The blast unleashed new fury on streets across the Middle East, even as Biden was desperately trying to calm emotions and prevent the conflict from sweeping across borders. Palestinian security forces fired tear gas and stun grenades to disperse anti-government protesters in the West Bank city of Ramallah, seat of Palestinian Authority President Mahmoud Abbas, one of the Arab leaders who cancelled meeting Biden.



Protests also erupted at Israel's embassies in Turkey and Jordan and near the U.S. embassy in Lebanon, where security forces fired tear gas toward demonstrators.

The U.S. State Department issued a new warning to Americans not to travel to Lebanon, where border clashes between the Iran-backed Hezbollah movement and Israel over the past week have been the deadliest since the last all-out war in 2006.

Countries and international officials around the world denounced the blast.

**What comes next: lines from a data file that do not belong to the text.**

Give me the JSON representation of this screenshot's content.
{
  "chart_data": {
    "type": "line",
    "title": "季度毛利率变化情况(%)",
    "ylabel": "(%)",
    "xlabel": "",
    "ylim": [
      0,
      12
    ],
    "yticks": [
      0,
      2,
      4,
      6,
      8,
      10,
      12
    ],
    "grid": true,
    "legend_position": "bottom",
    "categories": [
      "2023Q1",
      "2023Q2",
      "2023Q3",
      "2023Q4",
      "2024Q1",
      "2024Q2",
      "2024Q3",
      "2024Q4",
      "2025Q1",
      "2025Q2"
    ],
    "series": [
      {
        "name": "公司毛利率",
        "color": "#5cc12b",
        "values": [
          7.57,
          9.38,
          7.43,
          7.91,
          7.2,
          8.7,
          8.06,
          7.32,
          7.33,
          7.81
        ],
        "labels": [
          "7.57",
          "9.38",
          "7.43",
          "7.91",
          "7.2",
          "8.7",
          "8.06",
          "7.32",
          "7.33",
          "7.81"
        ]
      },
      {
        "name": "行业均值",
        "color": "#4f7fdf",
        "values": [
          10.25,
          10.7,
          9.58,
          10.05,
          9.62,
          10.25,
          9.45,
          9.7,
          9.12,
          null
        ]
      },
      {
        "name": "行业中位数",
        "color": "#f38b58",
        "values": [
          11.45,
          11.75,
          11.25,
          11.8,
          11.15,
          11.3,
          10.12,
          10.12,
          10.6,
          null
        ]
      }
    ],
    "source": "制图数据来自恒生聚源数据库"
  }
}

Biden has strongly backed Israel following the Oct. 7 attacks. But he is under intense pressure to win a clear Israeli commitment to alleviate the plight of civilians in the Gaza Strip, where 2.3 million Palestinians are under total siege, with no access to food, fuel, water or medical supplies.

The United Nations says half of Gaza's population has already been driven from their homes. Israel has ordered civilians to evacuate the entire northern half of the enclave, forcing families to cram into houses, schools and makeshift shelters in the southern half, even as it continues to pound the breadth of the enclave with air strikes.



The Israeli military announced on Wednesday that humanitarian aid would be made available in a 'humanitarian zone' in Al-Mawasi on the south of the Gaza Strip coast near the Egyptian border. It did not spell out how aid would get there.

Hundreds of trucks carrying supplies have been backed up in Egypt at the city of Al-Arish, in hope that the Rafah crossing into Gaza would be opened, but talks have so far failed to let them in.

Egypt says the route is open on its side, but that Israeli bombardment of the Gaza side makes letting in aid impossible. Washington says the Israelis want systems in place to confirm that the aid will not benefit Hamas. Speaking to reporters as Biden flew to Tel Aviv, White House national security spokesperson John Kirby said Biden would put 'tough questions' to Israeli leaders, but did not give details. 'He'll be asking some tough questions, he'll be asking them as a friend, as a true friend of Israel, but he'll be asking some questions of them,' Kirby said.